Theranostics (2017-11-22)
Dongxi Xiang, Sarah Shigdar, Andrew G Bean, Matthew Bruce, Wenrong Yang, Motilal Mathesh, Tao Wang, Wang Yin, Phuong Ha-Lien Tran, Hadi Al Shamaileh, Roberto A Barrero, Pei-Zhuo Zhang, Yong Li, Lingxue Kong, Ke Liu, Shu-Feng Zhou, Yingchun Hou, Aina He, Wei Duan
RÉSUMÉ

Chemotherapy-resistant cancer stem cells (CSCs) are a major obstacle to the effective treatment of many forms of cancer. To overcome CSC chemo-resistance, we developed a novel system by conjugating a CSC-targeting EpCAM aptamer with doxorubicin (Apt-DOX) to eliminate CSCs.

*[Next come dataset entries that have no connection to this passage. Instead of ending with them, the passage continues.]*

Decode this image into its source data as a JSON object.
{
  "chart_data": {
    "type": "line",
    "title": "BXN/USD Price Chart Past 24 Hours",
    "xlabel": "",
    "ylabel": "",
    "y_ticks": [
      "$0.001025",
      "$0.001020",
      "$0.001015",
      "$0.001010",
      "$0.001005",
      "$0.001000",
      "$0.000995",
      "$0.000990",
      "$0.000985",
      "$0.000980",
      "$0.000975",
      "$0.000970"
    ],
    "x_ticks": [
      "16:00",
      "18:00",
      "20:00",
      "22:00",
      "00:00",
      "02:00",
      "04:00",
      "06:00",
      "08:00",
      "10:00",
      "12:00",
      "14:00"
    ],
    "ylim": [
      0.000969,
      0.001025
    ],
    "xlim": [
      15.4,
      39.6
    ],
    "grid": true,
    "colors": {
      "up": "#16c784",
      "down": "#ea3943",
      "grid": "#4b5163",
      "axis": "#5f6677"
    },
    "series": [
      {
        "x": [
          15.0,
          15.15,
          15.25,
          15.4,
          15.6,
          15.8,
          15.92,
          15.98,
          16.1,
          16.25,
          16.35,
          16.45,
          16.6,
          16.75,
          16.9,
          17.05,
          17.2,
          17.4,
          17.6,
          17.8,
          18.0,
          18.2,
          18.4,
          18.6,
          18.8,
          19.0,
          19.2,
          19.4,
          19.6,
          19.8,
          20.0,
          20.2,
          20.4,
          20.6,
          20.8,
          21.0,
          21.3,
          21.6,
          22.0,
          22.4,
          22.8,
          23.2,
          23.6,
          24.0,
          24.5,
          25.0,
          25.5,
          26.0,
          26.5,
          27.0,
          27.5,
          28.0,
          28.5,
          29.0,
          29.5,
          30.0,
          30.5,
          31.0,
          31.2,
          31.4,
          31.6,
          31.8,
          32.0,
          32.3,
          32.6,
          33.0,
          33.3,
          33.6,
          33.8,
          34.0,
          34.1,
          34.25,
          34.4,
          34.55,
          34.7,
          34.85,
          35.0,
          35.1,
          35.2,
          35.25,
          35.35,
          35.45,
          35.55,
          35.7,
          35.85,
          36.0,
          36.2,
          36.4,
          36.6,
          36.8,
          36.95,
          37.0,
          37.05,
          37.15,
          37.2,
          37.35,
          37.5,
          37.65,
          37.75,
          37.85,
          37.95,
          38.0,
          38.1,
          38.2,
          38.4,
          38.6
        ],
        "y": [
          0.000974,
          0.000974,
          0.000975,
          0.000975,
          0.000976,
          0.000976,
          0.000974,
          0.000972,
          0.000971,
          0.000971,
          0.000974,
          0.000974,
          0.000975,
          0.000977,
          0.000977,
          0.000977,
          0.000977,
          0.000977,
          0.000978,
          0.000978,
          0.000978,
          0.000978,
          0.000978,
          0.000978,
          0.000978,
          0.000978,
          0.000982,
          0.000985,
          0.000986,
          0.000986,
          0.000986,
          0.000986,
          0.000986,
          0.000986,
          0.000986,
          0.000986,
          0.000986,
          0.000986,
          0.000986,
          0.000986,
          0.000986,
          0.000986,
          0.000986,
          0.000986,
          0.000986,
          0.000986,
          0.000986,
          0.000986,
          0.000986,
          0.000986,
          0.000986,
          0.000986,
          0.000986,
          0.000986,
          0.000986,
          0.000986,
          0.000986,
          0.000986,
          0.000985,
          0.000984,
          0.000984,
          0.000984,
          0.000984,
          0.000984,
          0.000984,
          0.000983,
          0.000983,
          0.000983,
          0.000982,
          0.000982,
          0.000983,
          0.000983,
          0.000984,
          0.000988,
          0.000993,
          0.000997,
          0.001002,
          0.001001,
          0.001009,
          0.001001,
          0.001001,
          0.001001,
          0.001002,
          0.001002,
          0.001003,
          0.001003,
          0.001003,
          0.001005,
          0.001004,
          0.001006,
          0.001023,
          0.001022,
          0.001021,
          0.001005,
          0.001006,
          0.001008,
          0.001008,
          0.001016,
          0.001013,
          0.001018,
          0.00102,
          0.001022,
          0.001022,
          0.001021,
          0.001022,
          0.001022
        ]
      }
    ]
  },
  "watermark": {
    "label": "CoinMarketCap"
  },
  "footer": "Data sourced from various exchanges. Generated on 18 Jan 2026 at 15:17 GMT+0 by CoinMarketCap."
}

Incubation of Apt-DOX with colorectal cancer cells resulted in high concentration and prolonged retention of DOX in the nuclei. Treatment of tumour-bearing xenograft mice with Apt-DOX resulted in at least 3-fold more inhibition of tumour growth and longer survival as well as a 30-fold lower frequency of CSC and a prolonged longer tumourigenic latency compared with those receiving the same dose of free DOX. Our data demonstrate that a CSC-targeting aptamer is able to transform a conventional chemotherapeutic agent into a CSC-killer to overcome drug resistance in solid tumours.